RFC Errata
RFC 7457, "Summarizing Known Attacks on Transport Layer Security (TLS) and Datagram TLS (DTLS)", February 2015
Source of RFC: uta (sec)
Errata ID: 4592
Status: Reported
Type: Technical
Publication Format(s) : TEXT
Reported By: Matthäus Wander
Date Reported: 2016-01-10
Section 2.6 says:
The TIME attack can be mitigated by disabling TLS compression. We are not aware of mitigations at the TLS protocol level to the BREACH attack, and so application-level mitigations are needed (see [BREACH]).
It should say:
The CRIME attack can be mitigated by disabling TLS compression.

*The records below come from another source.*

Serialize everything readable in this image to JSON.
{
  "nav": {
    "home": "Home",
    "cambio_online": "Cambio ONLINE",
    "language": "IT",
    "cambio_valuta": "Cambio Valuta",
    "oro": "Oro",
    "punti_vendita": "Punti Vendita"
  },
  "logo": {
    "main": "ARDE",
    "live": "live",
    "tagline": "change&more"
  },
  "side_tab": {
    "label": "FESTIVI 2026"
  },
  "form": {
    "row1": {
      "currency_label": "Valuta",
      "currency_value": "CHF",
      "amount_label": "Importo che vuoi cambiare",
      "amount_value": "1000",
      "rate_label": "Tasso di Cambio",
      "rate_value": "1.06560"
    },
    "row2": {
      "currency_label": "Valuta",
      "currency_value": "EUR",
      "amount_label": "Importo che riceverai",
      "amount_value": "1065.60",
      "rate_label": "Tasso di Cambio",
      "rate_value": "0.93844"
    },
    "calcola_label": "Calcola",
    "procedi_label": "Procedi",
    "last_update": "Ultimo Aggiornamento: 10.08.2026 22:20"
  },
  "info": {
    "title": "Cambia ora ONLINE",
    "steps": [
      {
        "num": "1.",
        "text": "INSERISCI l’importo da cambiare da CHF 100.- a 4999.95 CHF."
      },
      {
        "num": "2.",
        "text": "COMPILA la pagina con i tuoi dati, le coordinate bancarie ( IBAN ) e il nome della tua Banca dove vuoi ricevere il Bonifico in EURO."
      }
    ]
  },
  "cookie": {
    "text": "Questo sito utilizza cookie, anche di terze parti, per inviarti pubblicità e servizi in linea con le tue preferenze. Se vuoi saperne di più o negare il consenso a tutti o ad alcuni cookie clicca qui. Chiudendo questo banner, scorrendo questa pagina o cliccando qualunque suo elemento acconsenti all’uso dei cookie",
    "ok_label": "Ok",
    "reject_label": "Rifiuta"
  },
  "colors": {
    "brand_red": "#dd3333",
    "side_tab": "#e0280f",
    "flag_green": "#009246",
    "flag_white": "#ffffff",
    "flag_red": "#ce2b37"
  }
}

We are not aware of mitigations at the TLS protocol level to the TIME and BREACH attacks, and so application-level mitigations are needed (see [BREACH]).
Notes:
As explained in the second paragraph in 2.6, the TIME attack makes use of HTTP-level response compression (in fact, it does not matter on which layer the compression occurs, but exploitation of HTTP-level response compression has been demonstrated). Hence, it cannot be mitigated by disabling TLS compression alone.
Instead, CRIME can be mitigated by disabling TLS compression, as it exploits TLS-level compression of requests.